Он был немедленно доставлен в ближайший госпиталь, и там было засвидетельствовано, что он еще жив, хотя находится в состоянии удушения. Через несколько часов он ожил, узнал своих знакомых и в отрывочных словах рассказал о своей агонии в могиле.

Из того, что он рассказал, явствовало, что он сознавал себя живым, должно быть, более часу, похороненный, прежде чем впал в бесчувственность. Могила была небрежно и неплотно наполнена чрезвычайно рыхлой землей, и таким образом, известное количество воздуха в нее проникало. Он слышал шаги толпы наверху, и в свою очередь постарался, чтобы услышали его. По-видимому, именно шум на кладбище, как говорил он, пробудил его от глубокого сна, но едва только он проснулся, как тотчас понял чудовищный ужас своего положения.

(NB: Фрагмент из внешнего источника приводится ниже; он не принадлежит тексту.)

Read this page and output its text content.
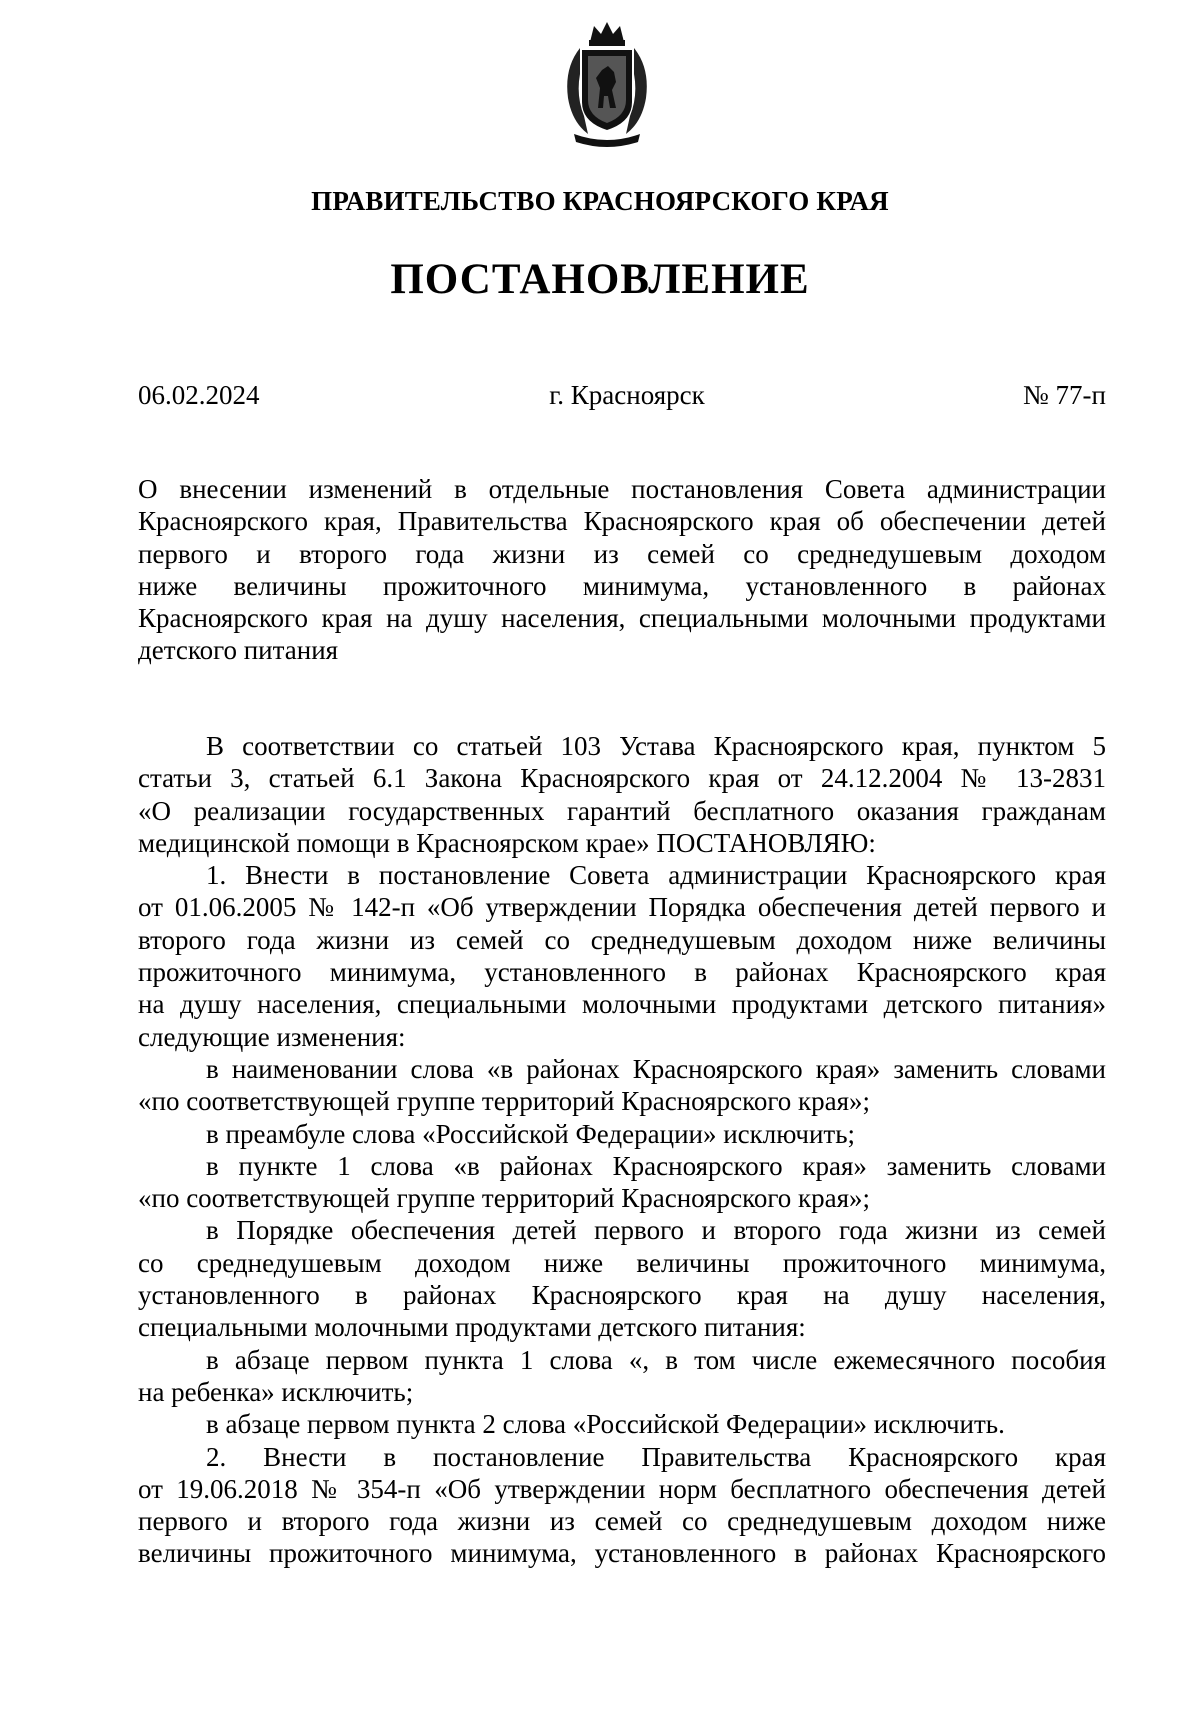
ПРАВИТЕЛЬСТВО КРАСНОЯРСКОГО КРАЯ
ПОСТАНОВЛЕНИЕ
06.02.2024	г. Красноярск	№ 77-п
О внесении изменений в отдельные постановления Совета администрации
Красноярского края, Правительства Красноярского края об обеспечении детей
первого и второго года жизни из семей со среднедушевым доходом
ниже величины прожиточного минимума, установленного в районах
Красноярского края на душу населения, специальными молочными продуктами
детского питания
В соответствии со статьей 103 Устава Красноярского края, пунктом 5
статьи 3, статьей 6.1 Закона Красноярского края от 24.12.2004 № 13-2831
«О реализации государственных гарантий бесплатного оказания гражданам
медицинской помощи в Красноярском крае» ПОСТАНОВЛЯЮ:
1. Внести в постановление Совета администрации Красноярского края
от 01.06.2005 № 142-п «Об утверждении Порядка обеспечения детей первого и
второго года жизни из семей со среднедушевым доходом ниже величины
прожиточного минимума, установленного в районах Красноярского края
на душу населения, специальными молочными продуктами детского питания»
следующие изменения:
в наименовании слова «в районах Красноярского края» заменить словами
«по соответствующей группе территорий Красноярского края»;
в преамбуле слова «Российской Федерации» исключить;
в пункте 1 слова «в районах Красноярского края» заменить словами
«по соответствующей группе территорий Красноярского края»;
в Порядке обеспечения детей первого и второго года жизни из семей
со среднедушевым доходом ниже величины прожиточного минимума,
установленного в районах Красноярского края на душу населения,
специальными молочными продуктами детского питания:
в абзаце первом пункта 1 слова «, в том числе ежемесячного пособия
на ребенка» исключить;
в абзаце первом пункта 2 слова «Российской Федерации» исключить.
2. Внести в постановление Правительства Красноярского края
от 19.06.2018 № 354-п «Об утверждении норм бесплатного обеспечения детей
первого и второго года жизни из семей со среднедушевым доходом ниже
величины прожиточного минимума, установленного в районах Красноярского
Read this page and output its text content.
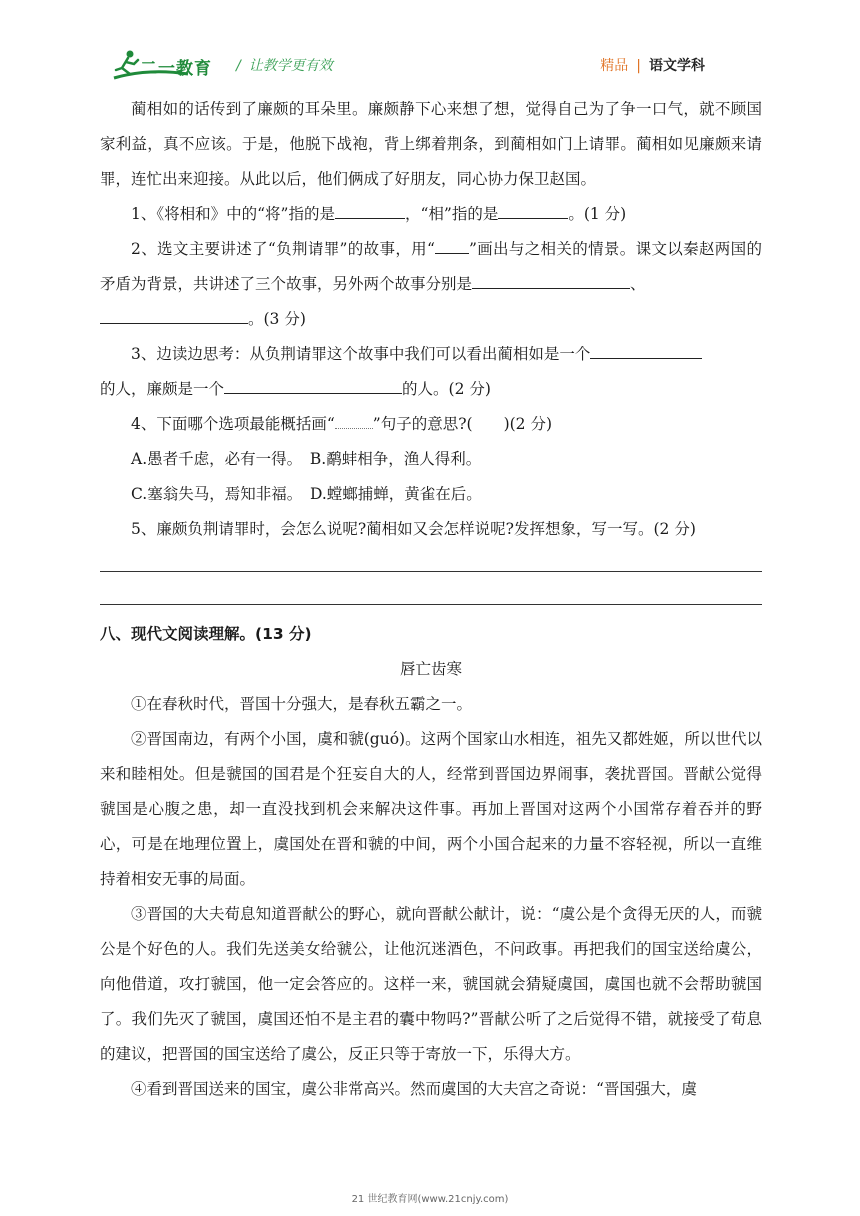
二一教育 / 让教学更有效	精品 | 语文学科

蔺相如的话传到了廉颇的耳朵里。廉颇静下心来想了想，觉得自己为了争一口气，就不顾国家利益，真不应该。于是，他脱下战袍，背上绑着荆条，到蔺相如门上请罪。蔺相如见廉颇来请罪，连忙出来迎接。从此以后，他们俩成了好朋友，同心协力保卫赵国。

1、《将相和》中的“将”指的是	，“相”指的是	。(1 分)

2、选文主要讲述了“负荆请罪”的故事，用“ ”画出与之相关的情景。课文以秦赵两国的矛盾为背景，共讲述了三个故事，另外两个故事分别是	、
。(3 分)

3、边读边思考：从负荆请罪这个故事中我们可以看出蔺相如是一个
的人，廉颇是一个	的人。(2 分)

4、下面哪个选项最能概括画“ ”句子的意思?(　　)(2 分)

A.愚者千虑，必有一得。　B.鹬蚌相争，渔人得利。

C.塞翁失马，焉知非福。　D.螳螂捕蝉，黄雀在后。

5、廉颇负荆请罪时，会怎么说呢?蔺相如又会怎样说呢?发挥想象，写一写。(2 分)

八、现代文阅读理解。(13 分)

唇亡齿寒

①在春秋时代，晋国十分强大，是春秋五霸之一。

②晋国南边，有两个小国，虞和虢(guó)。这两个国家山水相连，祖先又都姓姬，所以世代以来和睦相处。但是虢国的国君是个狂妄自大的人，经常到晋国边界闹事，袭扰晋国。晋献公觉得虢国是心腹之患，却一直没找到机会来解决这件事。再加上晋国对这两个小国常存着吞并的野心，可是在地理位置上，虞国处在晋和虢的中间，两个小国合起来的力量不容轻视，所以一直维持着相安无事的局面。

③晋国的大夫荀息知道晋献公的野心，就向晋献公献计，说：“虞公是个贪得无厌的人，而虢公是个好色的人。我们先送美女给虢公，让他沉迷酒色，不问政事。再把我们的国宝送给虞公，向他借道，攻打虢国，他一定会答应的。这样一来，虢国就会猜疑虞国，虞国也就不会帮助虢国了。我们先灭了虢国，虞国还怕不是主君的囊中物吗?”晋献公听了之后觉得不错，就接受了荀息的建议，把晋国的国宝送给了虞公，反正只等于寄放一下，乐得大方。

④看到晋国送来的国宝，虞公非常高兴。然而虞国的大夫宫之奇说：“晋国强大，虞

21 世纪教育网(www.21cnjy.com)
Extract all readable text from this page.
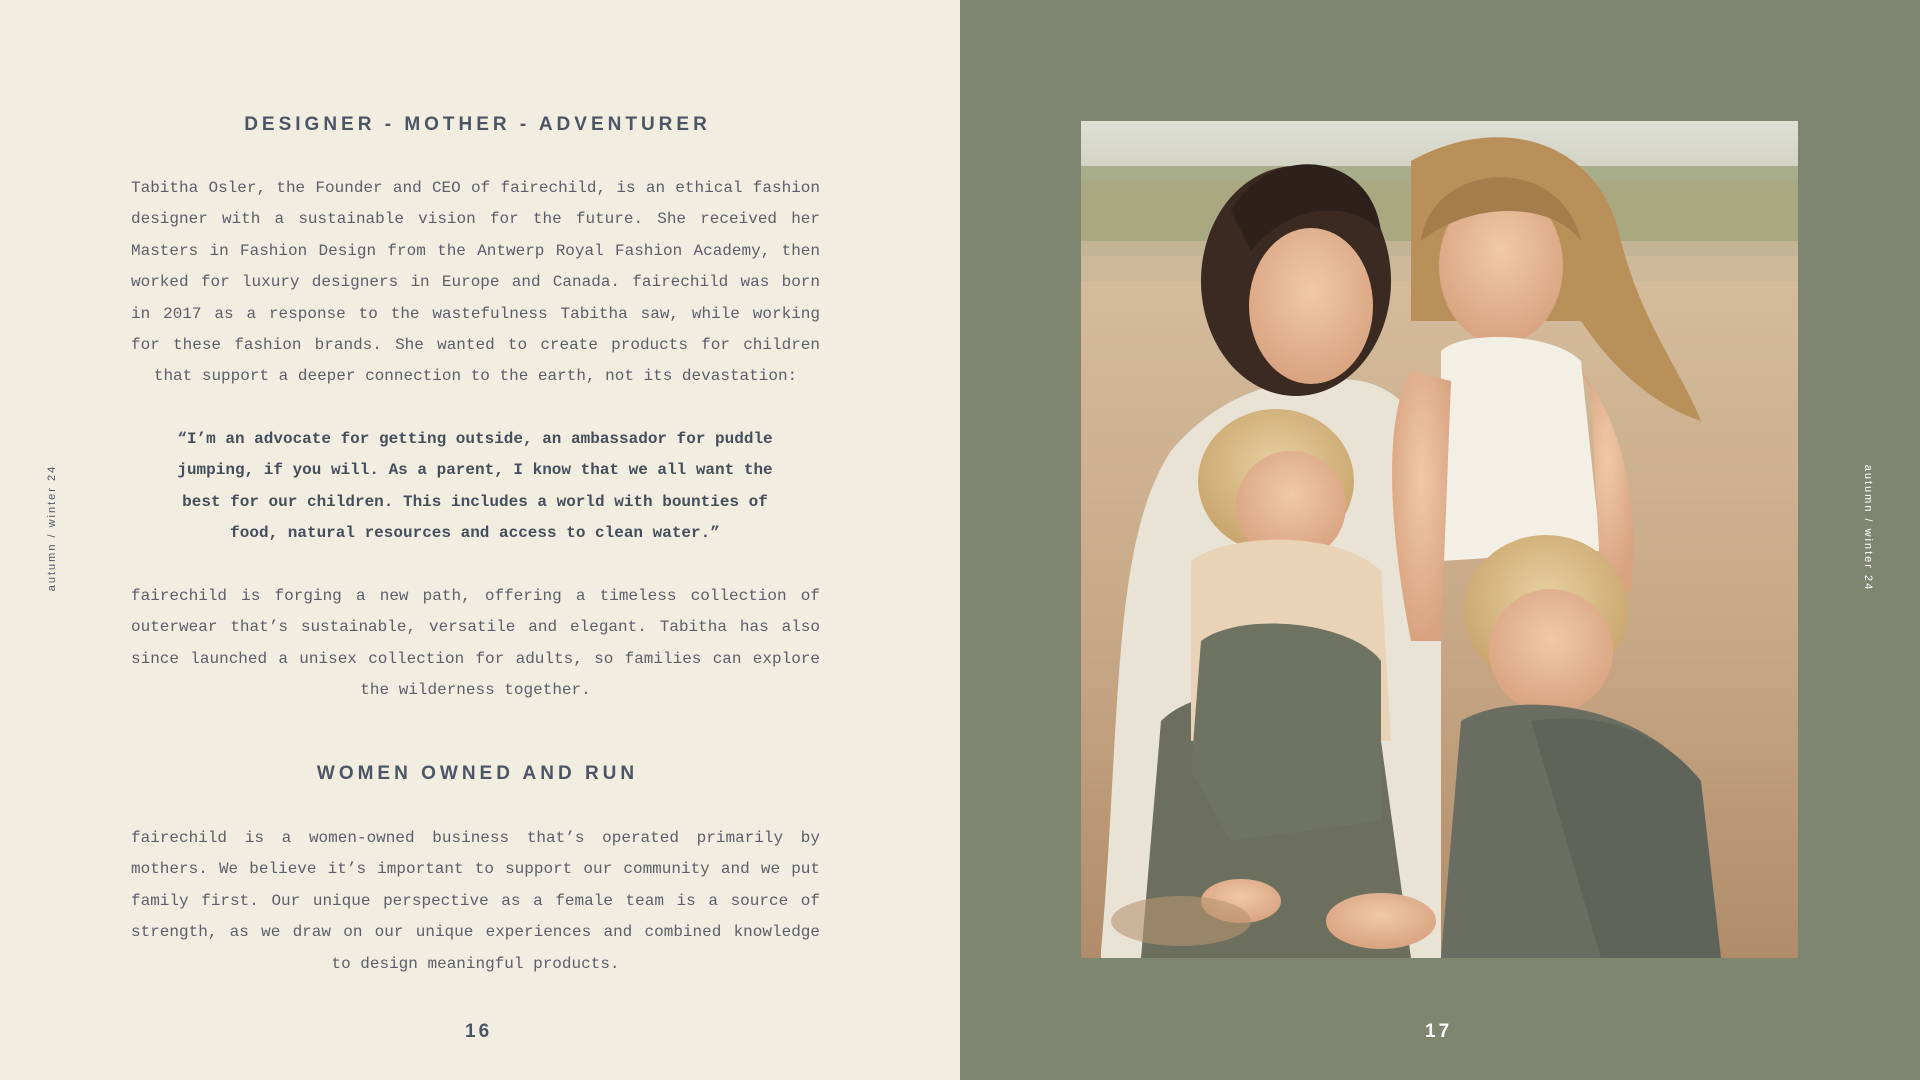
autumn / winter 24
DESIGNER - MOTHER - ADVENTURER

Tabitha Osler, the Founder and CEO of fairechild, is an ethical fashion designer with a sustainable vision for the future. She received her Masters in Fashion Design from the Antwerp Royal Fashion Academy, then worked for luxury designers in Europe and Canada. fairechild was born in 2017 as a response to the wastefulness Tabitha saw, while working for these fashion brands. She wanted to create products for children that support a deeper connection to the earth, not its devastation:

“I’m an advocate for getting outside, an ambassador for puddle jumping, if you will. As a parent, I know that we all want the best for our children. This includes a world with bounties of food, natural resources and access to clean water.”

fairechild is forging a new path, offering a timeless collection of outerwear that’s sustainable, versatile and elegant. Tabitha has also since launched a unisex collection for adults, so families can explore the wilderness together.

WOMEN OWNED AND RUN

fairechild is a women-owned business that’s operated primarily by mothers. We believe it’s important to support our community and we put family first. Our unique perspective as a female team is a source of strength, as we draw on our unique experiences and combined knowledge to design meaningful products.

16
autumn / winter 24
17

Пострадавший, как оповещали, поправлялся, и, казалось, был на отличной дороге к окончательному выздоровлению, но пал жертвой шарлатанских мудрствований врачебного опыта. Была применена гальваническая батарея, и он внезапно скончался в одном из тех экстатических припадков, которые ей случается вызывать.

Упоминание о гальванической батарее, однако же, вызывает в моей памяти хорошо известный и весьма необычный случай, где ее действие, как оказалось, послужило средством для оживления одного молодого стряпчего в Лондоне, который был погребен уже два дня. Это случилось в 1831 году и в свое время вызывало глубокое волнение всякий раз, как этот случай становился предметом разговора.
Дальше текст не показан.